古今集(巻1・春上・21)。詞書「仁和のみかど、みこにおはしましける時、人に若菜たまひける御歌」。「仁和のみかど」は光孝天皇。在位時の年号が仁和だったため。「みこ」は親王。光孝天皇が親王時代の作品ということ。

語句

■若菜 早春、萌えいでた草で食用になるもの。あつものにして食べると邪気払いになると考えられていた。「若菜摘み」の習慣は孝行天皇より少し後の延喜年間に定着し、現在でも七草粥にその名残をとどめている。 ■衣手 袖。 ■つつ 動作の反復。「君」が誰を指すかは、わかっていない。

意味

あなたに差し上げようと春の野に出て若菜を摘んでいると、その衣の裾に雪がしきりにふりかかります。

作者 光孝天皇

光孝天皇(830-887)。仁明天皇の第三皇子時康親王。小松の帝とも。第58代天皇。即位された時は55歳で、わずか4年間で崩御されました。28番源宗于の祖父、40番平兼盛の曽祖父です。

天皇家系図
天皇家系図

先代の陽成天皇は奇行が多く、やんちゃが過ぎたのか(脳に異常があったとも言われています)17歳で退位させられました。陽成天皇にかわって太政大臣藤原基経によって推挙されて即位したのが光孝天皇です。

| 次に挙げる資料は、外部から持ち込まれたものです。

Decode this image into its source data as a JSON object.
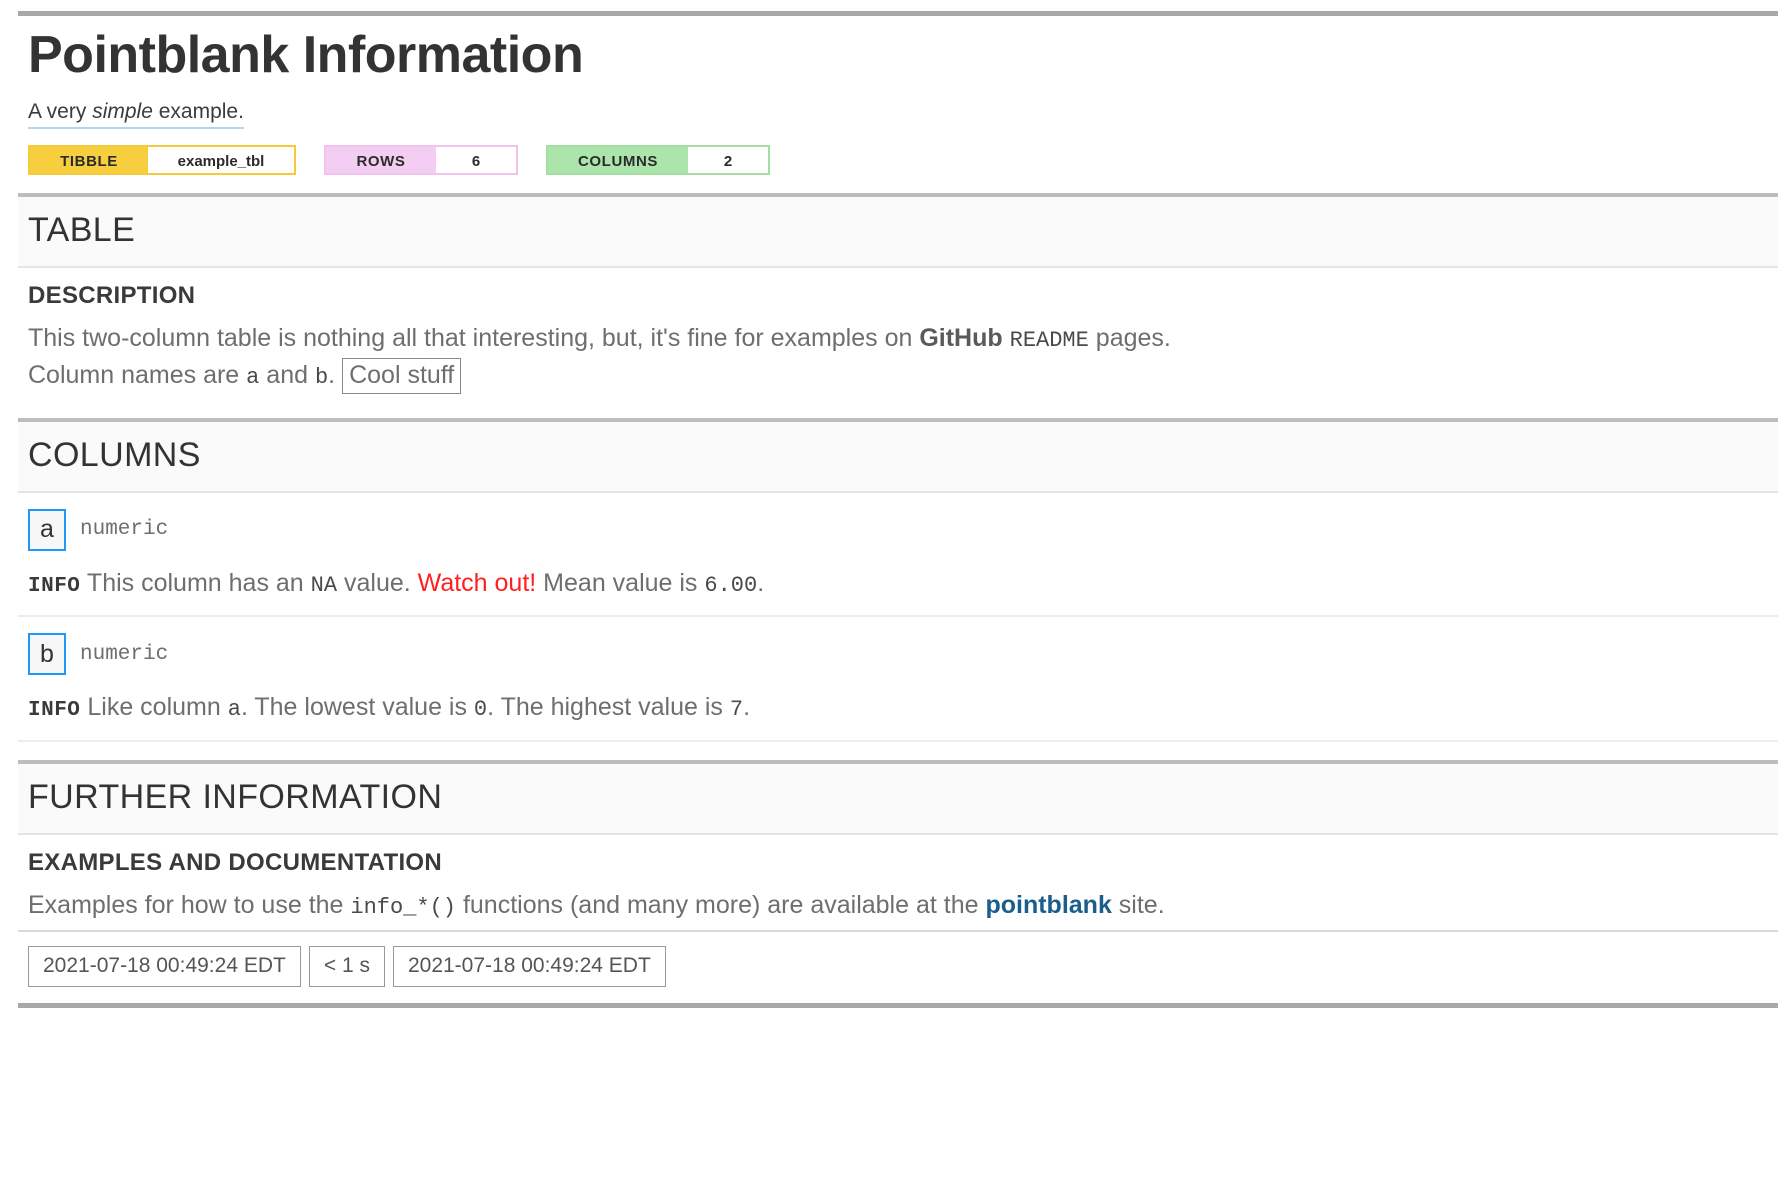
{
  "report": {
    "title": "Pointblank Information",
    "subtitle_prefix": "A very ",
    "subtitle_emphasis": "simple",
    "subtitle_suffix": " example."
  },
  "badges": {
    "tibble": {
      "label": "TIBBLE",
      "value": "example_tbl",
      "color": "#F7CE3D"
    },
    "rows": {
      "label": "ROWS",
      "value": "6",
      "color": "#F4CDF2"
    },
    "columns": {
      "label": "COLUMNS",
      "value": "2",
      "color": "#ABE5AB"
    }
  },
  "sections": {
    "table": {
      "heading": "TABLE",
      "description": {
        "heading": "DESCRIPTION",
        "line1_a": "This two-column table is nothing all that interesting, but, it's fine for examples on ",
        "line1_github": "GitHub",
        "line1_space": " ",
        "line1_readme": "README",
        "line1_b": " pages.",
        "line2_a": "Column names are ",
        "line2_col_a": "a",
        "line2_mid": " and ",
        "line2_col_b": "b",
        "line2_end": ". ",
        "line2_boxed": "Cool stuff"
      }
    },
    "columns": {
      "heading": "COLUMNS",
      "items": [
        {
          "name": "a",
          "type": "numeric",
          "info_tag": "INFO",
          "info_a": "This column has an ",
          "info_na": "NA",
          "info_b": " value. ",
          "info_warning": "Watch out!",
          "info_c": " Mean value is ",
          "info_value": "6.00",
          "info_d": "."
        },
        {
          "name": "b",
          "type": "numeric",
          "info_tag": "INFO",
          "info_a": "Like column ",
          "info_ref": "a",
          "info_b": ". The lowest value is ",
          "info_low": "0",
          "info_c": ". The highest value is ",
          "info_high": "7",
          "info_d": "."
        }
      ]
    },
    "further_information": {
      "heading": "FURTHER INFORMATION",
      "examples": {
        "heading": "EXAMPLES AND DOCUMENTATION",
        "text_a": "Examples for how to use the ",
        "code": "info_*()",
        "text_b": " functions (and many more) are available at the ",
        "link_label": "pointblank",
        "text_c": " site."
      }
    }
  },
  "footer": {
    "start_time": "2021-07-18 00:49:24 EDT",
    "duration": "< 1 s",
    "end_time": "2021-07-18 00:49:24 EDT"
  },
  "colors": {
    "accent_blue": "#2196F3",
    "link_blue": "#1B5E8C",
    "warning_red": "#FF1F1F",
    "underline_cyan": "#A8DCEC"
  }
}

政治は藤原基経が関白となって仕切りました。史上初の関白です。そのため光孝天皇が実際に政治に関与できることは少なかったようですが、光孝天皇は聡明で学問風流を愛するやさしい方だったといいます。

まさか自分が天皇になるとは思っていなかったようで、暮らし向きも質素なものだったようです。自炊をして、家の中が料理の墨で黒くなっていたというエピソードも残っています。

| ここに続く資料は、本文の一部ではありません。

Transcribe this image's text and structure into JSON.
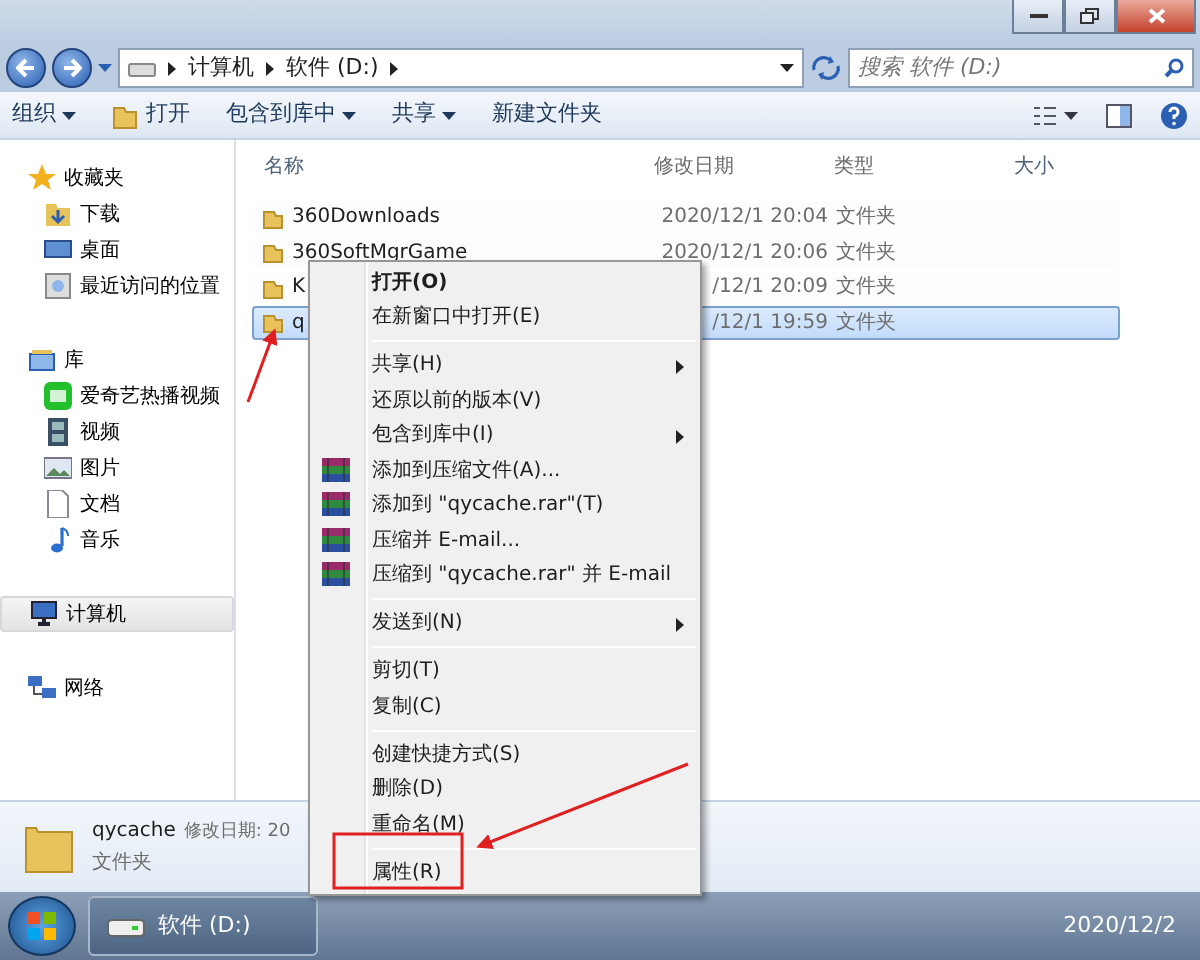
{
  "address": {
    "crumbs": [
      "计算机",
      "软件 (D:)"
    ]
  },
  "search": {
    "placeholder": "搜索 软件 (D:)"
  },
  "toolbar": [
    {
      "label": "组织",
      "dropdown": true
    },
    {
      "label": "打开",
      "dropdown": false
    },
    {
      "label": "包含到库中",
      "dropdown": true
    },
    {
      "label": "共享",
      "dropdown": true
    },
    {
      "label": "新建文件夹",
      "dropdown": false
    }
  ],
  "sidebar": [
    {
      "label": "收藏夹",
      "selected": false,
      "children": [
        {
          "label": "下载",
          "selected": false
        },
        {
          "label": "桌面",
          "selected": false
        },
        {
          "label": "最近访问的位置",
          "selected": false
        }
      ]
    },
    {
      "label": "库",
      "selected": false,
      "children": [
        {
          "label": "爱奇艺热播视频",
          "selected": false
        },
        {
          "label": "视频",
          "selected": false
        },
        {
          "label": "图片",
          "selected": false
        },
        {
          "label": "文档",
          "selected": false
        },
        {
          "label": "音乐",
          "selected": false
        }
      ]
    },
    {
      "label": "计算机",
      "selected": true
    },
    {
      "label": "网络",
      "selected": false
    }
  ],
  "table": {
    "columns": [
      "名称",
      "修改日期",
      "类型",
      "大小"
    ],
    "rows": [
      {
        "name": "360Downloads",
        "date": "2020/12/1 20:04",
        "type": "文件夹",
        "selected": false
      },
      {
        "name": "360SoftMgrGame",
        "date": "2020/12/1 20:06",
        "type": "文件夹",
        "selected": false
      },
      {
        "name": "K",
        "date": "/12/1 20:09",
        "type": "文件夹",
        "selected": false
      },
      {
        "name": "q",
        "date": "/12/1 19:59",
        "type": "文件夹",
        "selected": true
      }
    ]
  },
  "details": {
    "name": "qycache",
    "meta": "修改日期: 20",
    "type": "文件夹"
  },
  "context_menu": [
    {
      "kind": "item",
      "label": "打开(O)",
      "default": true,
      "submenu": false,
      "archive": false
    },
    {
      "kind": "item",
      "label": "在新窗口中打开(E)",
      "default": false,
      "submenu": false,
      "archive": false
    },
    {
      "kind": "separator"
    },
    {
      "kind": "item",
      "label": "共享(H)",
      "default": false,
      "submenu": true,
      "archive": false
    },
    {
      "kind": "item",
      "label": "还原以前的版本(V)",
      "default": false,
      "submenu": false,
      "archive": false
    },
    {
      "kind": "item",
      "label": "包含到库中(I)",
      "default": false,
      "submenu": true,
      "archive": false
    },
    {
      "kind": "item",
      "label": "添加到压缩文件(A)...",
      "default": false,
      "submenu": false,
      "archive": true
    },
    {
      "kind": "item",
      "label": "添加到 \"qycache.rar\"(T)",
      "default": false,
      "submenu": false,
      "archive": true
    },
    {
      "kind": "item",
      "label": "压缩并 E-mail...",
      "default": false,
      "submenu": false,
      "archive": true
    },
    {
      "kind": "item",
      "label": "压缩到 \"qycache.rar\" 并 E-mail",
      "default": false,
      "submenu": false,
      "archive": true
    },
    {
      "kind": "separator"
    },
    {
      "kind": "item",
      "label": "发送到(N)",
      "default": false,
      "submenu": true,
      "archive": false
    },
    {
      "kind": "separator"
    },
    {
      "kind": "item",
      "label": "剪切(T)",
      "default": false,
      "submenu": false,
      "archive": false
    },
    {
      "kind": "item",
      "label": "复制(C)",
      "default": false,
      "submenu": false,
      "archive": false
    },
    {
      "kind": "separator"
    },
    {
      "kind": "item",
      "label": "创建快捷方式(S)",
      "default": false,
      "submenu": false,
      "archive": false
    },
    {
      "kind": "item",
      "label": "删除(D)",
      "default": false,
      "submenu": false,
      "archive": false
    },
    {
      "kind": "item",
      "label": "重命名(M)",
      "default": false,
      "submenu": false,
      "archive": false
    },
    {
      "kind": "separator"
    },
    {
      "kind": "item",
      "label": "属性(R)",
      "default": false,
      "submenu": false,
      "archive": false
    }
  ],
  "annotations": [
    {
      "kind": "arrow"
    },
    {
      "kind": "arrow"
    },
    {
      "kind": "frame"
    }
  ],
  "taskbar": {
    "window": "软件 (D:)",
    "date": "2020/12/2"
  }
}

887年8月病気重体となり後継者問題が起こると藤原基経は光孝天皇第七皇子で臣籍に下っていた源定省を親王に復帰させ、皇太子とします。後の宇多天皇です。

光孝天皇は藤原基経と皇太子の手を取って、必ず大臣の恩を忘れるなかれと諭したといいます。

陵墓は京都市右京区宇多野馬場町の小松山陵。このため、「小松の帝」とも呼ばれました。